The rain is only a real problem for people stupid enough to build houses on the side of a steep hill. There are mudslides to contend with in these conditions. And during the summer and fall months? Fires. Then of course there are earthquakes. For those of us who live in cities like SF or Oakland and don't venture up into the hills, the rain only serves as a cleaning agent to wash away the piss on the sidewalks.

I'm about halfway through a book I bought on my XMas shopping day: The Story of English, by Robert McCrum, Robert MacNeil and William Cran. I'm not much of a fiction or literature reader these days, it's mostly non-fiction like biographies or historical subjects. This book basically tells the whole story, from Old English through all of its mutations to the present day. I like the approach it takes: language is not immovable.

The book was mainly written in the eighties, before the maturation of hip-hop into a mainstream art form, but I would use the arguments in this book to argue that someone like Eminem is also good for the language, and that hip hop is the new poetry. The subject matter is often shallow (how many different ways can you write about bling bling and how much money you make?), but as form it is pretty sophisticated.

When I was younger, I thought to myself that my generation would be different, that I would not feel a "generation gap" with kids when I got older. I was wrong, of course. Now I fully expect my kids to be into things that I find foul, disgusting and of no value. I just don't quite know what that will be yet.

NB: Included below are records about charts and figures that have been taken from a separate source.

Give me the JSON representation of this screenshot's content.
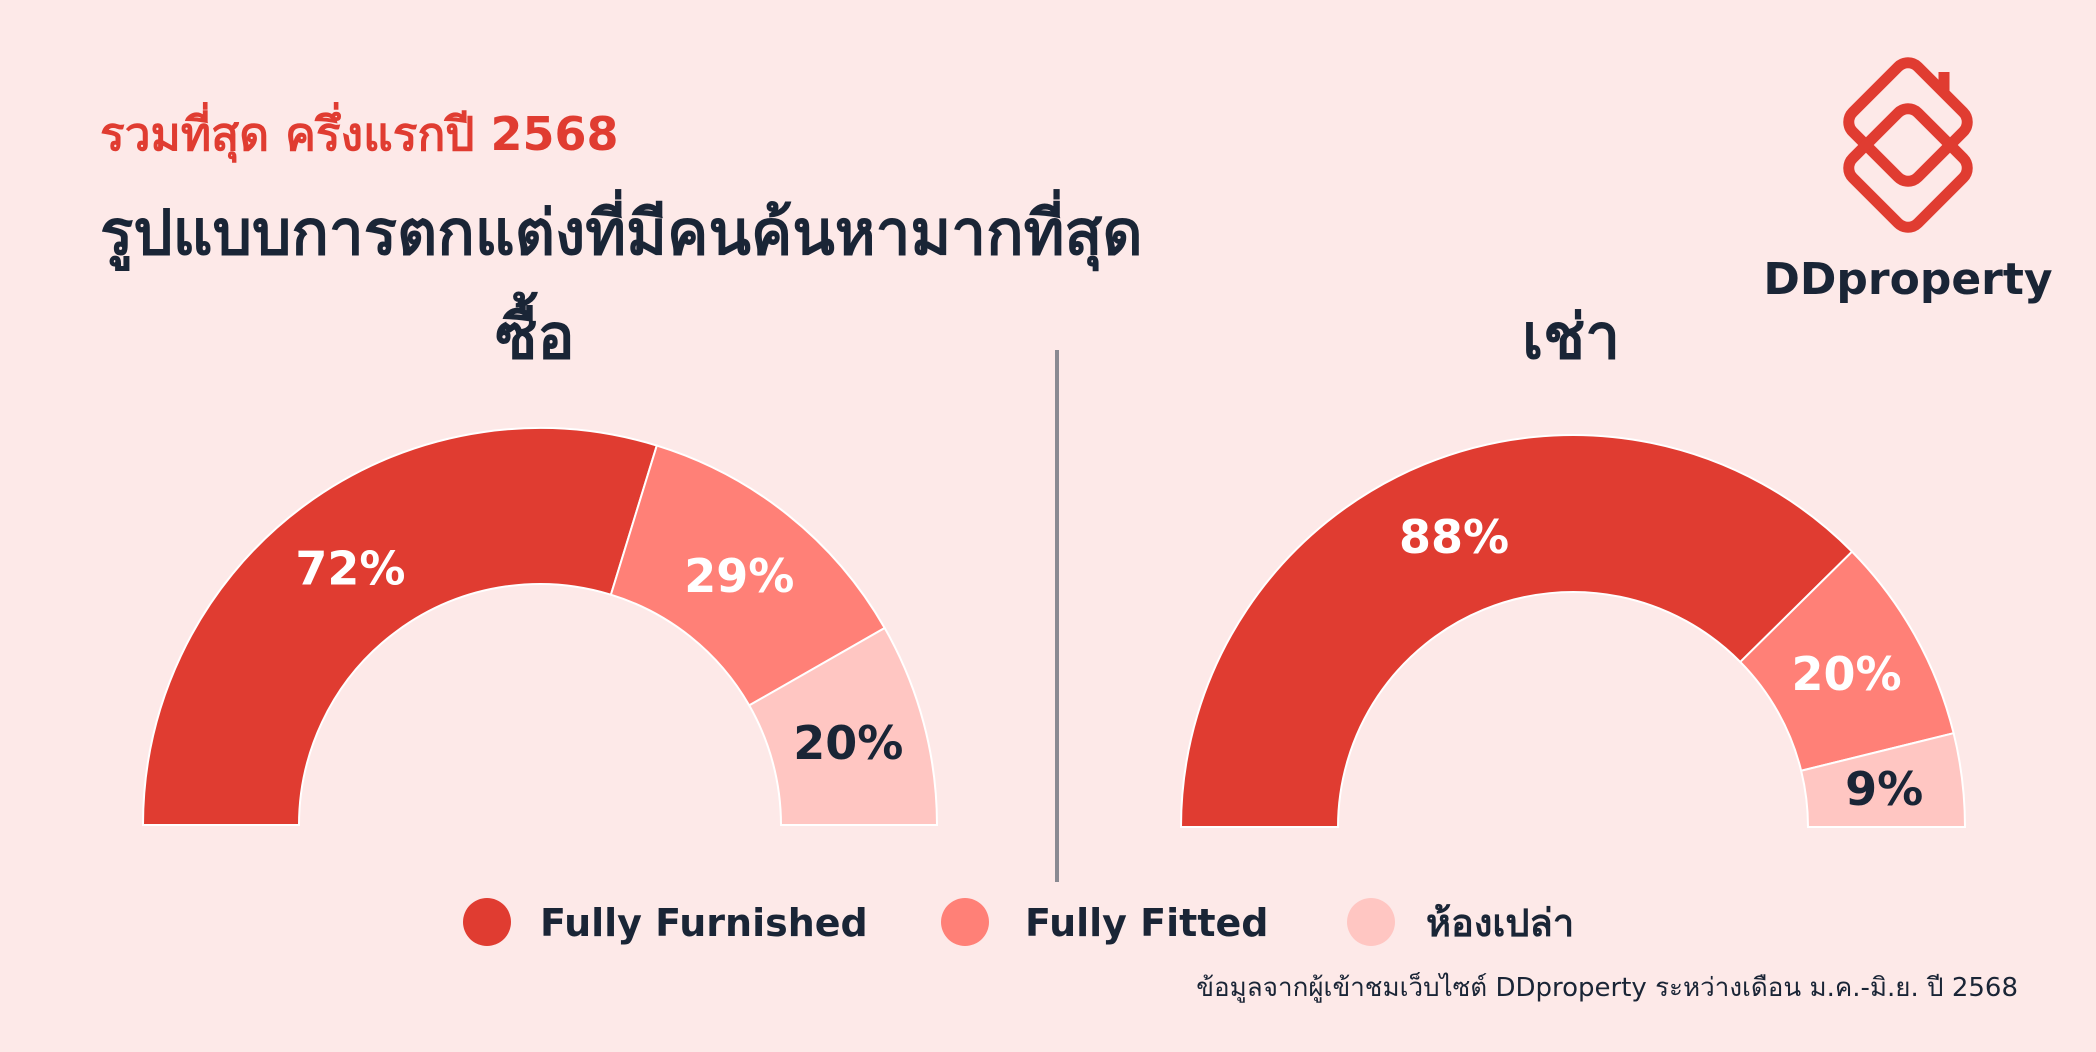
{
  "header": {
    "subtitle": "รวมที่สุด ครึ่งแรกปี 2568",
    "title": "รูปแบบการตกแต่งที่มีคนค้นหามากที่สุด",
    "brand": "DDproperty"
  },
  "chart_data": [
    {
      "type": "half-donut",
      "title": "ซื้อ",
      "categories": [
        "Fully Furnished",
        "Fully Fitted",
        "ห้องเปล่า"
      ],
      "values": [
        72,
        29,
        20
      ],
      "value_labels": [
        "72%",
        "29%",
        "20%"
      ],
      "colors": [
        "#e03c31",
        "#ff8077",
        "#ffc6c2"
      ],
      "value_label_colors": [
        "#ffffff",
        "#ffffff",
        "#1a2536"
      ]
    },
    {
      "type": "half-donut",
      "title": "เช่า",
      "categories": [
        "Fully Furnished",
        "Fully Fitted",
        "ห้องเปล่า"
      ],
      "values": [
        88,
        20,
        9
      ],
      "value_labels": [
        "88%",
        "20%",
        "9%"
      ],
      "colors": [
        "#e03c31",
        "#ff8077",
        "#ffc6c2"
      ],
      "value_label_colors": [
        "#ffffff",
        "#ffffff",
        "#1a2536"
      ]
    }
  ],
  "source": "ข้อมูลจากผู้เข้าชมเว็บไซต์ DDproperty ระหว่างเดือน ม.ค.-มิ.ย. ปี 2568"
}
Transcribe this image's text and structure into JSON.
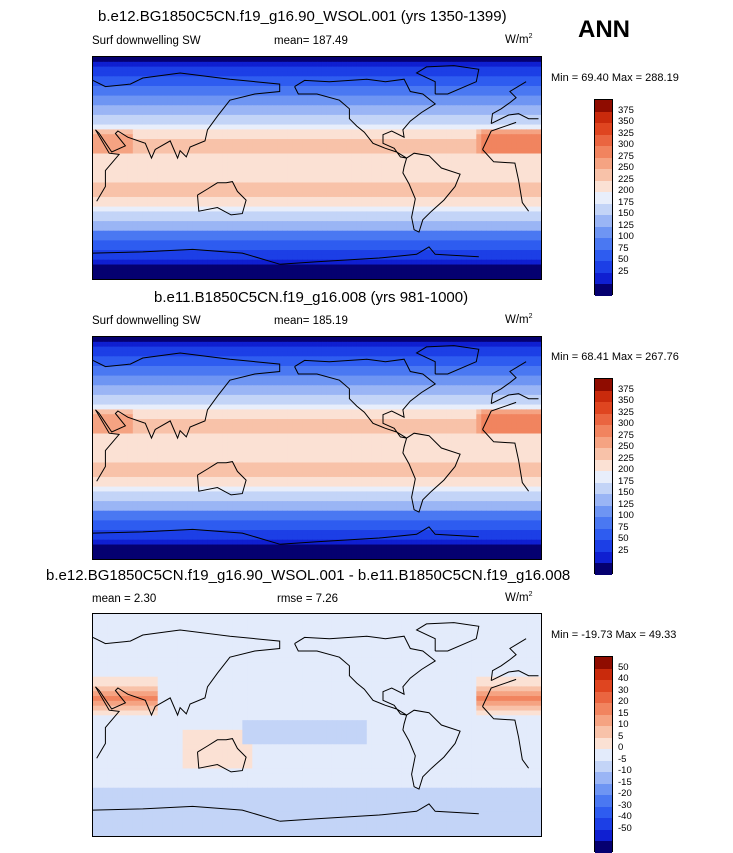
{
  "season": "ANN",
  "palette": {
    "abs": [
      "#050070",
      "#0f1fd1",
      "#1c3fe6",
      "#2e5cf0",
      "#4a78f2",
      "#6e95f3",
      "#9ab5f5",
      "#c3d4f7",
      "#e8eefb",
      "#fbe1d4",
      "#f8c2a9",
      "#f5a382",
      "#f1845f",
      "#ea6540",
      "#df4520",
      "#c92a0c",
      "#8f0c00"
    ],
    "diff": [
      "#050070",
      "#0f1fd1",
      "#1c3fe6",
      "#2e5cf0",
      "#4a78f2",
      "#6e95f3",
      "#9ab5f5",
      "#c3d4f7",
      "#e3ebfb",
      "#fbe1d4",
      "#f8c2a9",
      "#f5a382",
      "#f1845f",
      "#ea6540",
      "#df4520",
      "#c92a0c",
      "#8f0c00"
    ]
  },
  "chart_data": [
    {
      "type": "heatmap",
      "title": "b.e12.BG1850C5CN.f19_g16.90_WSOL.001 (yrs 1350-1399)",
      "variable": "Surf downwelling SW",
      "mean_label": "mean= 187.49",
      "units": "W/m",
      "units_sup": "2",
      "minmax": "Min =  69.40 Max = 288.19",
      "min": 69.4,
      "max": 288.19,
      "mean": 187.49,
      "levels": [
        "375",
        "350",
        "325",
        "300",
        "275",
        "250",
        "225",
        "200",
        "175",
        "150",
        "125",
        "100",
        "75",
        "50",
        "25"
      ],
      "kind": "abs"
    },
    {
      "type": "heatmap",
      "title": "b.e11.B1850C5CN.f19_g16.008 (yrs 981-1000)",
      "variable": "Surf downwelling SW",
      "mean_label": "mean= 185.19",
      "units": "W/m",
      "units_sup": "2",
      "minmax": "Min =  68.41 Max = 267.76",
      "min": 68.41,
      "max": 267.76,
      "mean": 185.19,
      "levels": [
        "375",
        "350",
        "325",
        "300",
        "275",
        "250",
        "225",
        "200",
        "175",
        "150",
        "125",
        "100",
        "75",
        "50",
        "25"
      ],
      "kind": "abs"
    },
    {
      "type": "heatmap",
      "title": "b.e12.BG1850C5CN.f19_g16.90_WSOL.001 - b.e11.B1850C5CN.f19_g16.008",
      "variable": "mean =   2.30",
      "mean_label": "rmse =   7.26",
      "units": "W/m",
      "units_sup": "2",
      "minmax": "Min = -19.73 Max =  49.33",
      "min": -19.73,
      "max": 49.33,
      "mean": 2.3,
      "rmse": 7.26,
      "levels": [
        "50",
        "40",
        "30",
        "20",
        "15",
        "10",
        "5",
        "0",
        "-5",
        "-10",
        "-15",
        "-20",
        "-30",
        "-40",
        "-50"
      ],
      "kind": "diff"
    }
  ]
}
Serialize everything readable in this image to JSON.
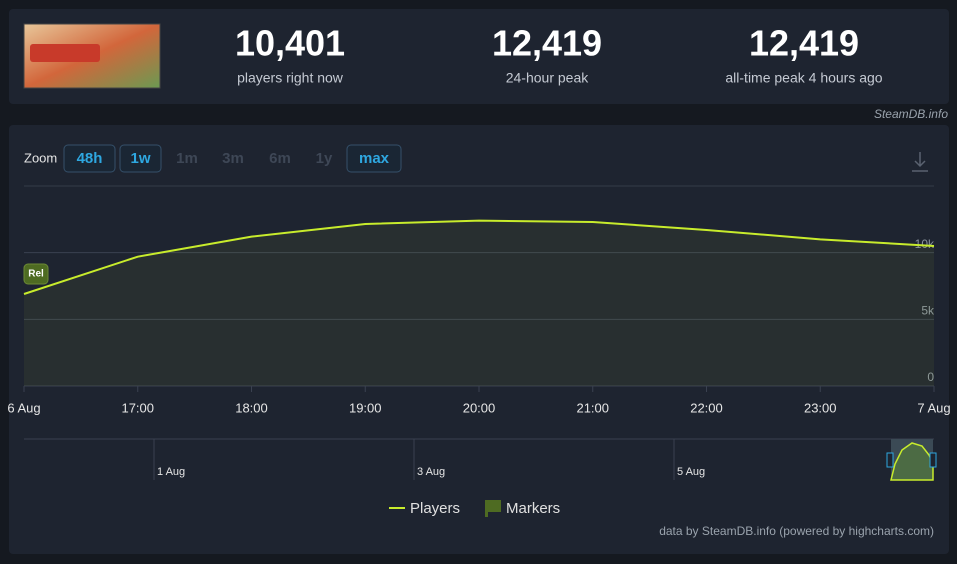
{
  "stats": [
    {
      "value": "10,401",
      "label": "players right now"
    },
    {
      "value": "12,419",
      "label": "24-hour peak"
    },
    {
      "value": "12,419",
      "label": "all-time peak 4 hours ago"
    }
  ],
  "source": "SteamDB.info",
  "chart_data": {
    "type": "line",
    "zoom_label": "Zoom",
    "zoom_buttons": [
      "48h",
      "1w",
      "1m",
      "3m",
      "6m",
      "1y",
      "max"
    ],
    "zoom_active": [
      "48h",
      "1w",
      "max"
    ],
    "categories": [
      "6 Aug",
      "17:00",
      "18:00",
      "19:00",
      "20:00",
      "21:00",
      "22:00",
      "23:00",
      "7 Aug"
    ],
    "series": [
      {
        "name": "Players",
        "color": "#c8ec2c",
        "values": [
          6900,
          9700,
          11200,
          12150,
          12400,
          12300,
          11700,
          11000,
          10500
        ]
      }
    ],
    "markers_legend": {
      "name": "Markers",
      "color": "#4e6b22"
    },
    "flags": [
      {
        "x": "6 Aug",
        "text": "Rel"
      }
    ],
    "ylim": [
      0,
      15000
    ],
    "yticks": [
      0,
      {
        "value": 5000,
        "label": "5k"
      },
      {
        "value": 10000,
        "label": "10k"
      }
    ],
    "grid": true,
    "navigator_labels": [
      "1 Aug",
      "3 Aug",
      "5 Aug"
    ],
    "credits": "data by SteamDB.info (powered by highcharts.com)"
  }
}
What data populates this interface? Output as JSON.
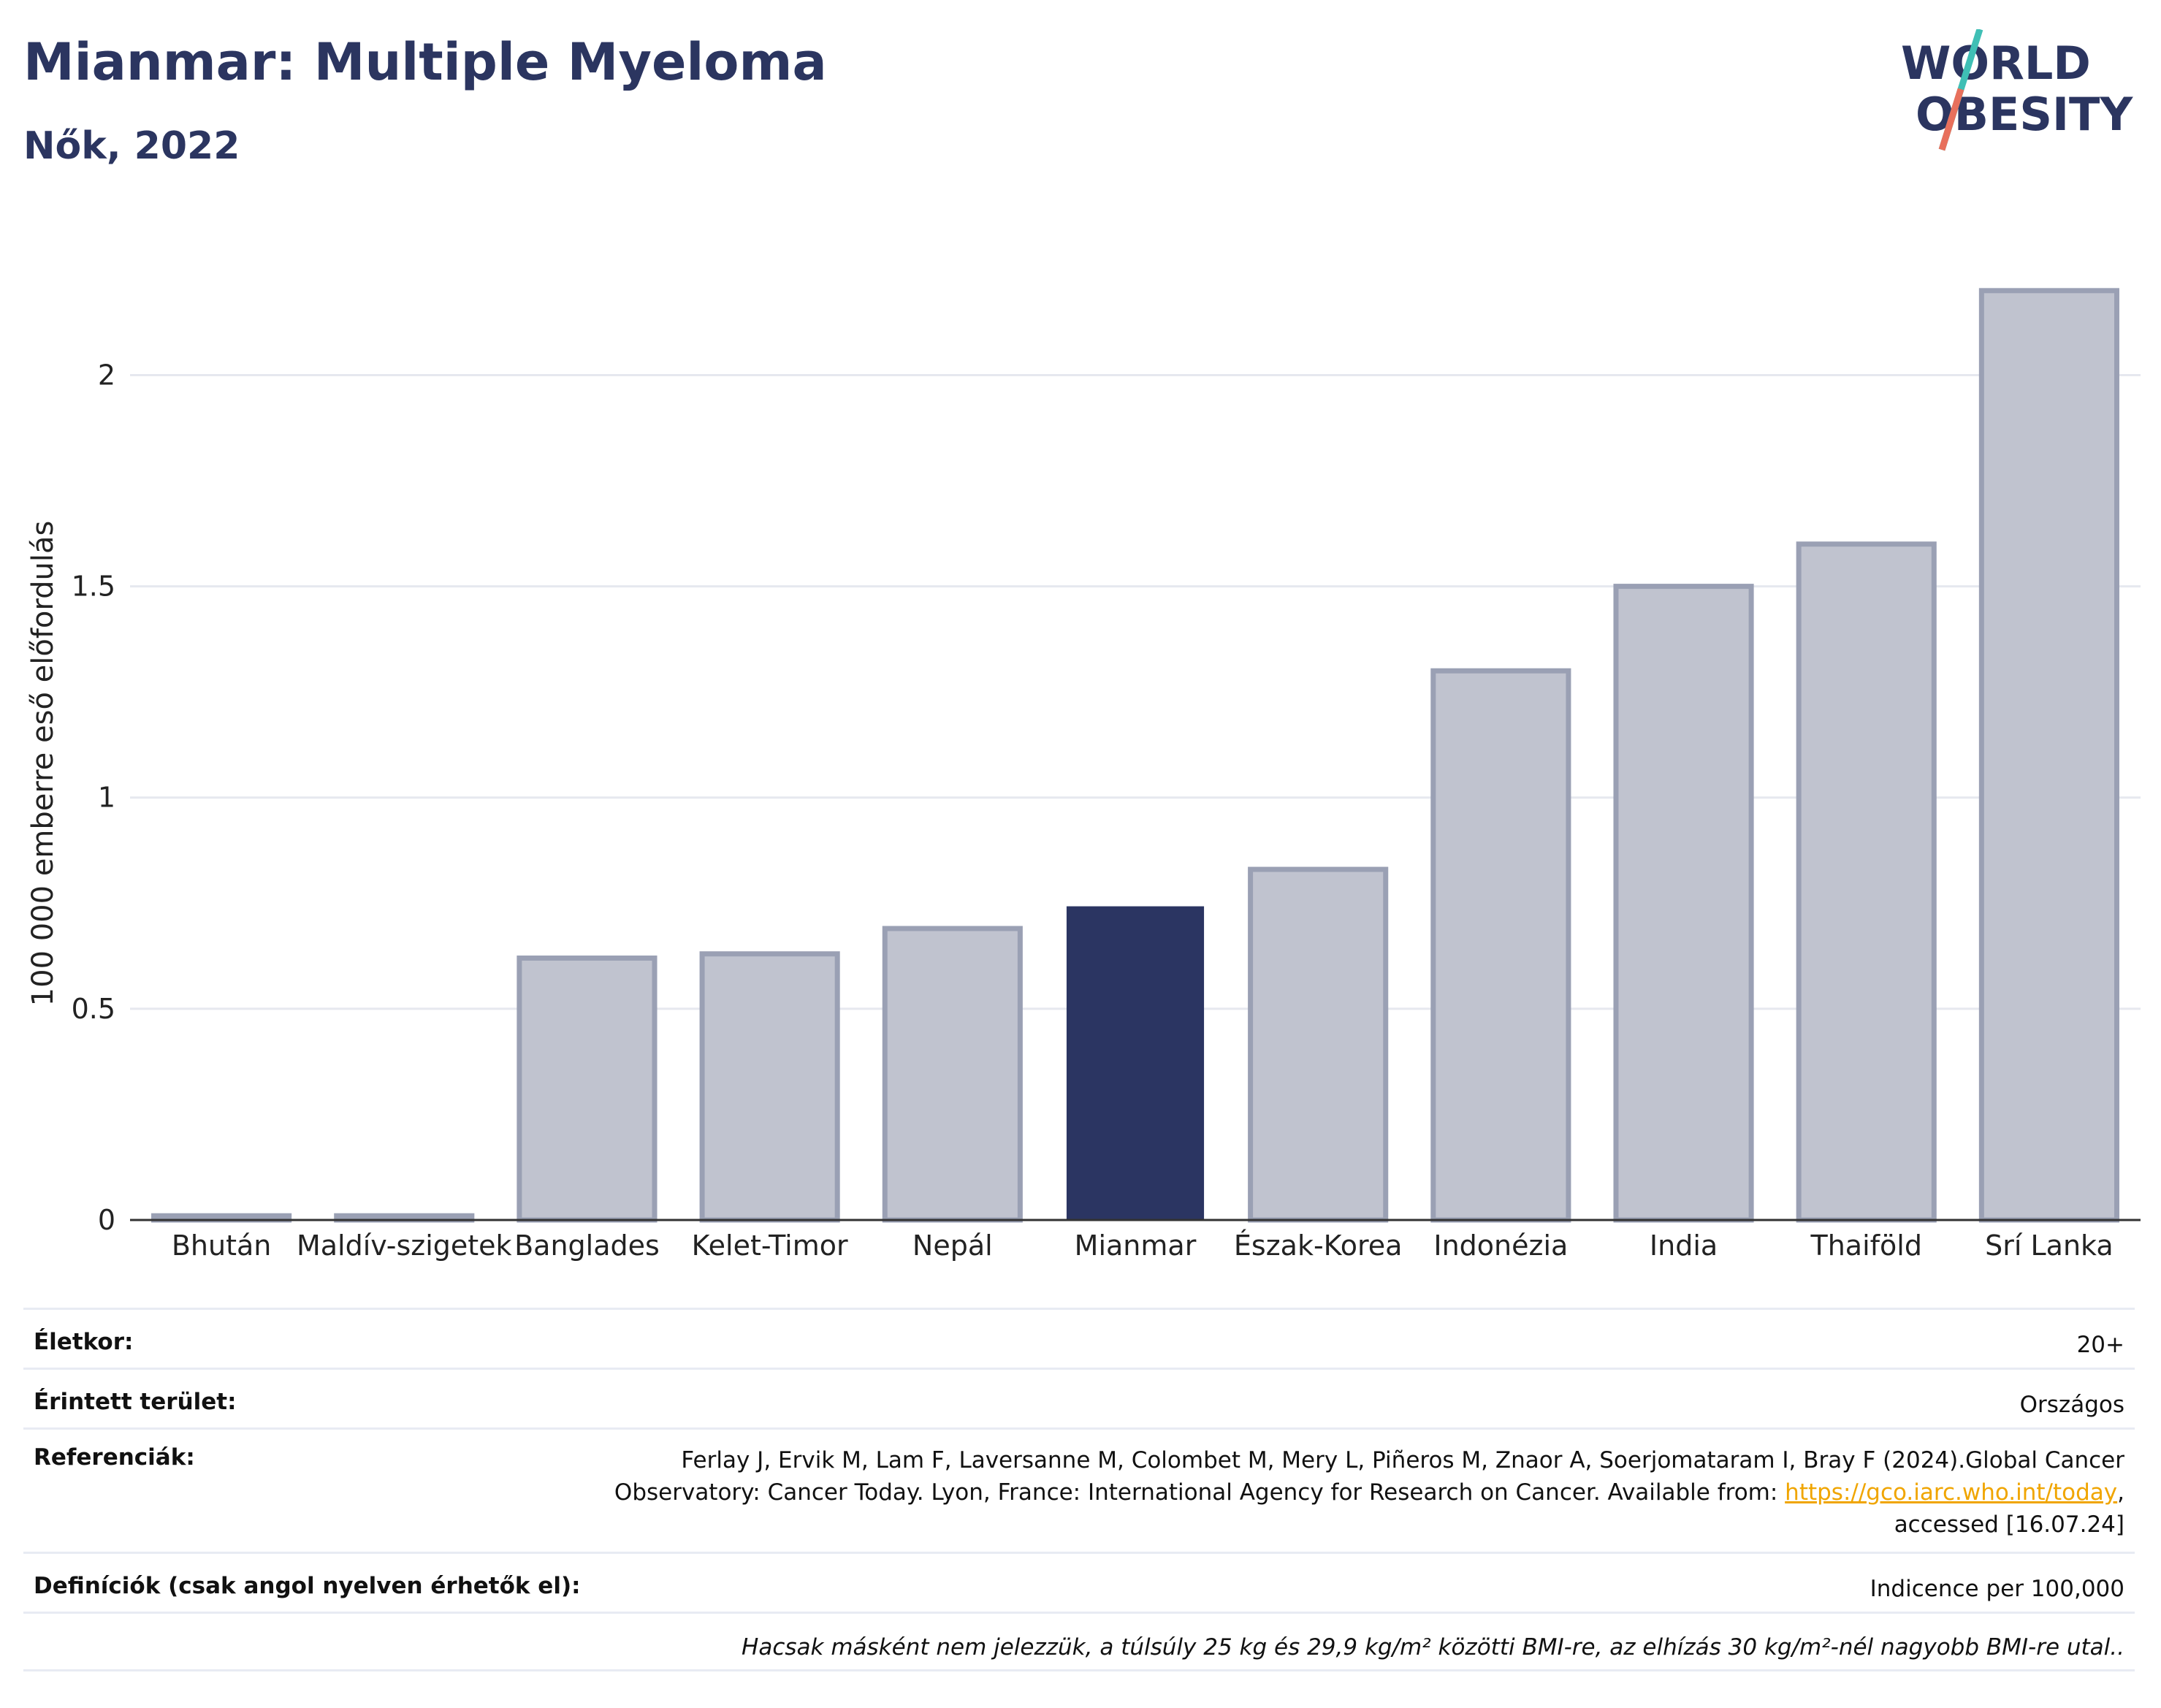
{
  "header": {
    "title": "Mianmar: Multiple Myeloma",
    "subtitle": "Nők, 2022"
  },
  "logo": {
    "line1": "WORLD",
    "line2": "OBESITY"
  },
  "chart_data": {
    "type": "bar",
    "title": "Mianmar: Multiple Myeloma",
    "subtitle": "Nők, 2022",
    "ylabel": "100 000 emberre eső előfordulás",
    "xlabel": "",
    "categories": [
      "Bhután",
      "Maldív-szigetek",
      "Banglades",
      "Kelet-Timor",
      "Nepál",
      "Mianmar",
      "Észak-Korea",
      "Indonézia",
      "India",
      "Thaiföld",
      "Srí Lanka"
    ],
    "values": [
      0.01,
      0.01,
      0.62,
      0.63,
      0.69,
      0.74,
      0.83,
      1.3,
      1.5,
      1.6,
      2.2
    ],
    "highlight": "Mianmar",
    "ylim": [
      0,
      2.3
    ],
    "yticks": [
      0,
      0.5,
      1,
      1.5,
      2
    ],
    "ytick_labels": [
      "0",
      "0.5",
      "1",
      "1.5",
      "2"
    ],
    "grid": true,
    "colors": {
      "bar": "#c0c3cf",
      "bar_edge": "#9aa0b4",
      "highlight": "#2b3562"
    }
  },
  "info": {
    "age_label": "Életkor:",
    "age_value": "20+",
    "area_label": "Érintett terület:",
    "area_value": "Országos",
    "ref_label": "Referenciák:",
    "ref_line1": "Ferlay J, Ervik M, Lam F, Laversanne M, Colombet M, Mery L, Piñeros M, Znaor A, Soerjomataram I, Bray F (2024).Global Cancer",
    "ref_line2": "Observatory: Cancer Today. Lyon, France: International Agency for Research on Cancer. Available from: ",
    "ref_link": "https://gco.iarc.who.int/today",
    "ref_line2_end": ",",
    "ref_line3": "accessed [16.07.24]",
    "def_label": "Definíciók (csak angol nyelven érhetők el):",
    "def_value": "Indicence per 100,000",
    "note": "Hacsak másként nem jelezzük, a túlsúly 25 kg és 29,9 kg/m² közötti BMI-re, az elhízás 30 kg/m²-nél nagyobb BMI-re utal.."
  }
}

But I have a feeling that whatever it is will make Eminem in his more graphic lyrical moments look like an old mother hen.

And with the aid of this book, I realize all of this is okay because it is the law of things. Look no further than comparing old english to middle english to modern english and you will wonder how we got there. It was all a part of conquest and assimilation, of course. Nowadays, that conquest is somewhat bloodless, but it is still a battle. I wonder how archaic what I am writing will look in about twenty years? I guess that's partly why I write.